There have been many campaigns in recent years to improve how capitalism works. Few, if any, have achieved the impact of the B Corp movement. Andrew Kassoy, one of its founders, died last week aged just 55. Having grown frustrated with the current version of capitalism during a brief career in private equity, Kassoy launched B Lab in 2006 with two friends to promote the B Corp, a type of for-profit company that has an explicit social and/or environmental purpose.
The idea has caught on, first in the US then globally, reflecting a growing desire for meaningful work and for making business a force for good. It has grown in tandem with a certification and measurement process to ensure firms are serious in pursuing their purpose, and the creation of new legal forms suited to purpose-driven businesses, such as the “benefit corporation” in America and the “public benefit company” in the UK, which limit pressure to make profit at the expense of the broader mission.
At the latest count, there are more than 9,900 certified B Corps around the world, in at least 160 industries across 105 countries, employing about one million workers. Britain boasts about a quarter of the global total, B Corp certifications having soared by around 40% here in the past year alone. Well-known examples include outdoor clothing maker Patagonia, the Body Shop, Ben & Jerry’s ice-cream, and chocolateer Tony’s Chocolonely.
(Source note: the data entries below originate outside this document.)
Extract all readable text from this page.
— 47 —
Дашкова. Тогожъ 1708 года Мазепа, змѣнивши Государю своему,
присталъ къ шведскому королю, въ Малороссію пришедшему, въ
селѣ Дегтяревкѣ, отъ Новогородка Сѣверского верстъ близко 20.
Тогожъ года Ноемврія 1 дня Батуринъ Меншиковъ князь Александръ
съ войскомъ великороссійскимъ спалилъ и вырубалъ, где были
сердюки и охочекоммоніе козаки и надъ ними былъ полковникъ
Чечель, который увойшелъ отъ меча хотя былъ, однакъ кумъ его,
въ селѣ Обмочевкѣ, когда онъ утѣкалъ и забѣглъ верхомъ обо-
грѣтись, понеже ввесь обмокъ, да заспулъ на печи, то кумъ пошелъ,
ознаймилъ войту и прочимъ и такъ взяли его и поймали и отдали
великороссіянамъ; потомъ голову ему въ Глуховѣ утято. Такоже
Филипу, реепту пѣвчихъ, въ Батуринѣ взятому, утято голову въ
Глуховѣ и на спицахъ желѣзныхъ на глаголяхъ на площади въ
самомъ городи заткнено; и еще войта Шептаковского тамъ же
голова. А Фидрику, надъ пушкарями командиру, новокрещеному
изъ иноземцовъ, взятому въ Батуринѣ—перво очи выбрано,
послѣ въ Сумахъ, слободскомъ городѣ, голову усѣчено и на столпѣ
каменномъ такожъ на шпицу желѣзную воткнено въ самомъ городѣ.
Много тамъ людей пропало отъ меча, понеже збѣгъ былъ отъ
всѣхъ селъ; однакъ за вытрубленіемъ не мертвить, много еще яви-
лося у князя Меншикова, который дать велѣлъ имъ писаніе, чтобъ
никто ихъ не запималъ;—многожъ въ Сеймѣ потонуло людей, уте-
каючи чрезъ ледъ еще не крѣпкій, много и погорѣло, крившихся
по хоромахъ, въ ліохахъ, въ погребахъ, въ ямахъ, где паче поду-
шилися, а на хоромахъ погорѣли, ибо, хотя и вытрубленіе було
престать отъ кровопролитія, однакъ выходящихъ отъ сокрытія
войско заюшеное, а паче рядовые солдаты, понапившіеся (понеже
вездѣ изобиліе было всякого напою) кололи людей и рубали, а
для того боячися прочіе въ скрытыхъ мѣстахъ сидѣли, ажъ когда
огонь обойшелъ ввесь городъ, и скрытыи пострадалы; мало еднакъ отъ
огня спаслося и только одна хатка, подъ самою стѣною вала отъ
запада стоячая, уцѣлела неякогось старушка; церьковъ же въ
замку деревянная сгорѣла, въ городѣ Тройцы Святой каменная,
Most B Corps are younger companies that will become more economically significant over time. That bodes well for the movement’s future. Around 50 B Corps are now stock exchange-listed public companies. Getting more big, established companies to follow the likes of French yoghurt giant Danone in embracing the B Corp model is the next frontier, if our system of capitalism is to be transformed from what Kassoy described as “careless” to one built on genuine care for employees, customers, communities, nature, supply chains and society as a whole.